Professor Adam Levitin to Congress: “Perverse” Bankruptcy Rule Makes Rich Richer

August 4, 2021

Georgetown Law Professor Adam Levitin told Congress that a “perverse” provision of current bankruptcy law will further enrich the billionaire Sackler family that owns the company most associated with the opioid crisis.

In testimony at a House Judiciary subcommittee hearing on “Confronting Abuses of the Chapter 11 System” last week, Levitin assailed the bankruptcy provision known as third-party release.

If Purdue Pharma’s hand-picked bankruptcy judge approves the company’s Chapter 11 bankruptcy plan as soon expected, he said, creditors and opioid victims will be forced to release all claims not just against the company, but against its owners.

“The Sacklers will wipe out their opioid liabilities without having to file for bankruptcy themselves,” Levitin said. “Opioid victims will never have their day in court.”

In 2019, facing an onslaught of lawsuits related to the opioid crisis, Purdue, the maker of the powerful painkiller Oxycontin, filed for bankruptcy. If approved by a New York judge later this month, both the company — and the Sacklers — will be released from tens of billions of dollars in liability.

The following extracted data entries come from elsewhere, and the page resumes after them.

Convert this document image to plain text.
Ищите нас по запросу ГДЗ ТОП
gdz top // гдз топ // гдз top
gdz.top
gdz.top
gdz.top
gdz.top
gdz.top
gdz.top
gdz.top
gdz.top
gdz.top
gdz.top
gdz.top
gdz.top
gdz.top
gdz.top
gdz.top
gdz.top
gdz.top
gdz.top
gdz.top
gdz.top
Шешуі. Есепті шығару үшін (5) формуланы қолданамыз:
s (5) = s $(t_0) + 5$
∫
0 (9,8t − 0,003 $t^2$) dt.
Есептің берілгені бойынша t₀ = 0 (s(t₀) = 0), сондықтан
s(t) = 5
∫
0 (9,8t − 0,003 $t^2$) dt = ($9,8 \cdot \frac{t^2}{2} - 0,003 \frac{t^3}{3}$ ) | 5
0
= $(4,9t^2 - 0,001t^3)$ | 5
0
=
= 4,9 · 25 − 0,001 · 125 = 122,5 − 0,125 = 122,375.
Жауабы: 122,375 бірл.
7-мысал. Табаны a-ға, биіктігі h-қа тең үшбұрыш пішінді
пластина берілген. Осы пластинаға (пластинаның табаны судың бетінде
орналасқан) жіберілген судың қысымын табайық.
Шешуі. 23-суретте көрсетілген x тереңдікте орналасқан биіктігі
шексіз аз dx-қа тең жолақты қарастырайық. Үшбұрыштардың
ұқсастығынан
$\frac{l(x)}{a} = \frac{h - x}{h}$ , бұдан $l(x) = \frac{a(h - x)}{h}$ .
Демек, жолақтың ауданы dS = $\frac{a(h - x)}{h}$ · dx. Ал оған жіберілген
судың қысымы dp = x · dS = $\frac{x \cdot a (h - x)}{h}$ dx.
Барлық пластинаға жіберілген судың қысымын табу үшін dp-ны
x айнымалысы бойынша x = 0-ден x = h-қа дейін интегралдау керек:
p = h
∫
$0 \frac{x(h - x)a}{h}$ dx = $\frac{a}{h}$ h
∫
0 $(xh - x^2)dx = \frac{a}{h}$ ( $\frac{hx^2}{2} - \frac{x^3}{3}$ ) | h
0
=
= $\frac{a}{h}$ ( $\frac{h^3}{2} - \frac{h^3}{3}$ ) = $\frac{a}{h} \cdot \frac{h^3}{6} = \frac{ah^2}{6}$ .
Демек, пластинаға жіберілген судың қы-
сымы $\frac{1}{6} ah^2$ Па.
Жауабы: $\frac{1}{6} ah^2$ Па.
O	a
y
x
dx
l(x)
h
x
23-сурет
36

In his July 28 testimony, Levitin explained that by declaring bankruptcy, Purdue will have to disclose all assets to creditors and the world and make those assets available to satisfy creditor claims. Meanwhile the Sacklers, under third-party release, won’t have to disclose anything or surrender their massive wealth, other than minimal assets exempted by the bankruptcy code.

The Sacklers will reap all the benefits of bankruptcy, without having to pay its price, said Levitin, who teaches bankruptcy law, consumer finance and the “Law of Money” seminar and holds an Anne Fleming research professorship at Georgetown Law.

“Despite allegedly receiving billions of dollars in fraudulent transfers from Purdue, the Sacklers will actually emerge from Purdue’s bankruptcy richer than they went into it,” Levitin testified.

In his written testimony, Levitin provided expanded detail about the often overlooked downsides of third-party release, as well as the bankruptcy regime’s more broadly recognized problems of weak appellate review and forum shopping.

Companies are now regularly abusing the bankruptcy system’s local case assignment rules to hand pick the judges they believe will rule in their favor, Levitin testified.

“Judge picking has reached such an extreme that last year 57% of the large company bankruptcies filed in the country were filed before just three of the nation’s 375 bankruptcy judges,” he said.

“One of those three judges is the very judge who is presiding over Purdue’s bankruptcy.”